Crítica | Vida – Suspense disponível na Netflix de roer as unhas

É preciso um bom roteiro para reinventar os filmes espaciais que, desde ‘Alien, o Oitavo Passageiro’, já apresentaram todos os artifícios na tentativa de desenvolver um terror através do desconhecido. Seja com uma criatura assustadora ou mesmo a luta para sobreviver com as dificuldades do espaço, o gênero é bem sucedido na tensão, mas faz tempo que não agrega novidade e relevância. Talvez por conta disso que ‘Vida’ (Life), seja satisfatório pela simplicidade, mas não deixa de ser genérico pela abordagem que bebe da fonte de tantos outros filmes. Sua trama é tão usual, que poderia ter ligação com outras histórias, como a origem do simbionte de ‘Venom’ ou mesmo um filme de origem para a franquia ‘Cloverfield’, que aliás, teve seu terceiro (O Paradoxo Cloverfield) sendo desenvolvido da mesma proposta. Uma coisa é certa: ainda que mais do mesmo, o suspense consegue elevar o nível de tensão com vigor, e isso já mostra que, pelo menos, aprendeu direitinho como replicar a fórmula.

Na trama, seis astronautas estão em uma estação espacial cujo objetivo maior é estudar amostras coletadas no solo de Marte por um satélite. Dentre elas está um ser unicelular, despertado através dos equipamentos da própria estação espacial. Tal descoberta é intensamente celebrada por ser a primeira forma de vida encontrada fora da Terra. Porém, de forma bem apressada, o ser descoberto começa a se desenvolver, ganha força e se transforma em uma ameaça inigualável para humanidade. Dessa premissa se desenvolve uma dinâmica interessante, em que os personagens precisam fugir e tentar matar a criatura antes que ela possa, de alguma forma, ir parar na Terra. Simples assim e sem grandes pretensões, a narrativa se prende a um bom suspense e situações claustrofóbicas para manter o espectador vidrado.
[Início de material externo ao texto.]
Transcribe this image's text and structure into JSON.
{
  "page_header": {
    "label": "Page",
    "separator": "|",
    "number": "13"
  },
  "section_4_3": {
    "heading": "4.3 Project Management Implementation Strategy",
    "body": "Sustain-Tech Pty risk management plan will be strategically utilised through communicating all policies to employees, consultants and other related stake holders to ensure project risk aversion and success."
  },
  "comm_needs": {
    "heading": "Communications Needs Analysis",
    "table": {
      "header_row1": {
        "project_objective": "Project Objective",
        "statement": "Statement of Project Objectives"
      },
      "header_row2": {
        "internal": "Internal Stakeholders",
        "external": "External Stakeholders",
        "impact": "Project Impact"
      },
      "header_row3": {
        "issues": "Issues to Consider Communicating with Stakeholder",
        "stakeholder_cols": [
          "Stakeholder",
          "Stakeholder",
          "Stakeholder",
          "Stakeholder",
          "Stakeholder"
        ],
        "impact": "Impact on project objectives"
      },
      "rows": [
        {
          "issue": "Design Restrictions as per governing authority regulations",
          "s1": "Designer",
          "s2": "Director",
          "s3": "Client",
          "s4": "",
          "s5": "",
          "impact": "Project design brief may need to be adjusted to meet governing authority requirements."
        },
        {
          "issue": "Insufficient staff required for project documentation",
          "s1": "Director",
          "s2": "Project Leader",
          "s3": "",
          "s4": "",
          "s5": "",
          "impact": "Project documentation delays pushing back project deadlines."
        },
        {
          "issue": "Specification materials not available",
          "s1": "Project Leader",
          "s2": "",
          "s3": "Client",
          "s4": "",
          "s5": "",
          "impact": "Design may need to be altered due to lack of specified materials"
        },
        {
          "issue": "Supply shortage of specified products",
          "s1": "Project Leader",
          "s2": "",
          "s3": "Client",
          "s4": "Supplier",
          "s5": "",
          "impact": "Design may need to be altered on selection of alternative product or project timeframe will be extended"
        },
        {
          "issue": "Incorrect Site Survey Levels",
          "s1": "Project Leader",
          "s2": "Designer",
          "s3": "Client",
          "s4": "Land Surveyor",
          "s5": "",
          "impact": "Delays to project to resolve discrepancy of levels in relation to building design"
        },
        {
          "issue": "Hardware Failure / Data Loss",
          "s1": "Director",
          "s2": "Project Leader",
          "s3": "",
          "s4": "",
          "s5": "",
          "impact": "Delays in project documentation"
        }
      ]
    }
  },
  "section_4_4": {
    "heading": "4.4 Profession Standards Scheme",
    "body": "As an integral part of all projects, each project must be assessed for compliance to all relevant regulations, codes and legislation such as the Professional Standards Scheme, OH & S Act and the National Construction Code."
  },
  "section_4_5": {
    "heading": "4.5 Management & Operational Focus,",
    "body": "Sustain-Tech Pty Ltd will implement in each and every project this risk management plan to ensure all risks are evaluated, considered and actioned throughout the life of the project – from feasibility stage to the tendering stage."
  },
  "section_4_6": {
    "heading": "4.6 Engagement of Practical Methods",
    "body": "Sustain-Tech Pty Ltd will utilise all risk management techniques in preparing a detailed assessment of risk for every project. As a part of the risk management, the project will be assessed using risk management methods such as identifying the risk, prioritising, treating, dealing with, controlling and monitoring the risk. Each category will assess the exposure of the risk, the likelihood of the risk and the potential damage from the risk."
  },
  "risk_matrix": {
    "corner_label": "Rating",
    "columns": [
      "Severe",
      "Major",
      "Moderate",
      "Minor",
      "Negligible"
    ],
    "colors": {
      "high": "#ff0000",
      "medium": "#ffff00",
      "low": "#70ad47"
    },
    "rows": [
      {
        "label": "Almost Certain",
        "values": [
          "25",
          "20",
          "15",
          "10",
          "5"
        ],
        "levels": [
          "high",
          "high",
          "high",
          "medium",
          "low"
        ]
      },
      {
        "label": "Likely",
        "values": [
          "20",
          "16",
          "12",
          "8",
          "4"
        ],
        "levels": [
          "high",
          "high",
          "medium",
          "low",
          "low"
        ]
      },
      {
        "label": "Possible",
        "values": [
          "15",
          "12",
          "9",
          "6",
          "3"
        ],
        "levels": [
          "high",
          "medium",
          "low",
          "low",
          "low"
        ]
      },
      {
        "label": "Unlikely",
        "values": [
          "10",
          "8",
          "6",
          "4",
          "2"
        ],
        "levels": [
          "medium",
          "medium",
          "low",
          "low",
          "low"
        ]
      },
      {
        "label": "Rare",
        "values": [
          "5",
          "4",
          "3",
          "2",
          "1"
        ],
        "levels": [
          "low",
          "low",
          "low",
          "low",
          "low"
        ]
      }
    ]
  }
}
O elenco estelar mostra que, ainda que em sua fase inicial, o projeto era mais pretensioso e certamente tinha como objetivo desenvolver uma franquia de terror ao nível ‘Alien’, porém, o fracasso comercial e de crítica de filmes como ‘Alien: Covenant’, que lançou no mesmo ano, e ‘Passageiros’, desanimou a produção, que optou por reduzir gastos e focar no suspense de forma contida. Esse desequilíbrio afeta o roteiro, que se torno o elo mais fraco da produção. O excesso de personagem rasos, ainda que sejam interpretados por bons atores como Ryan Reynolds (Detetive Pikachu), Jake Gyllenhaal (O Abutre) e Rebecca Ferguson (Doutor Sono), mostra a fragilidade da história, que não se aprofunda em absolutamente nada e utiliza todas as suas energias para mostrar que, diferente de outras ficções científicas fantasiosas, essa pode ser plausível. É texto demais, explicações demais na tentativa de convencer o espectador, que apenas embarcou na jornada para ver o caos acontecer e pouco se importa com a veracidade das situações.

Ainda por conta dessa falta de equilíbrio, os momentos dramáticos e emocionais se estendem demais e a ação, até bem dirigida por Daniel Espinosa (Morbius), com planos sequências e enquadramentos que aproveitam a gravidade zero para ousar, acaba sendo corrida. Mesmo assim, o diretor consegue dosar a intensidade do suspense e, de forma crescente, aumenta o nível de ameaça conforme a criatura se desenvolve e ganha novas habilidades. Tanto os efeitos especiais, impecáveis, quanto a direção de arte são condizentes com a proposta e ajudam na imersão, assim como a trilha sonora enérgica, que também aumenta sua intensidade conforme a trama se torna mais assustadora. Dessa forma, a parte técnica e a construção de suspense fazem jus a fonte que beberam e fica apenas a estabilidade entre o drama e o terror como elemento negativo.

Com isso, ‘Vida’ tem uma história tão genérica, que poderia ser o filme de origem de inúmeras franquias, porém, a direção é assertiva na construção do suspense e entrega um desfecho realmente surpreendente. O elenco estelar é mal aproveitado, assim como o potencial destrutivo de sua criatura, mas sua narrativa enérgica envolve, provoca agonia e ainda entrega ótimas sequências de tirar o fôlego. Um pouco mais de ousadia e originalidade não teriam feito mal ao roteiro, mas tendo em vista tantas outras ficções científicas que não decolam, essa vai até Marte com bastante potência.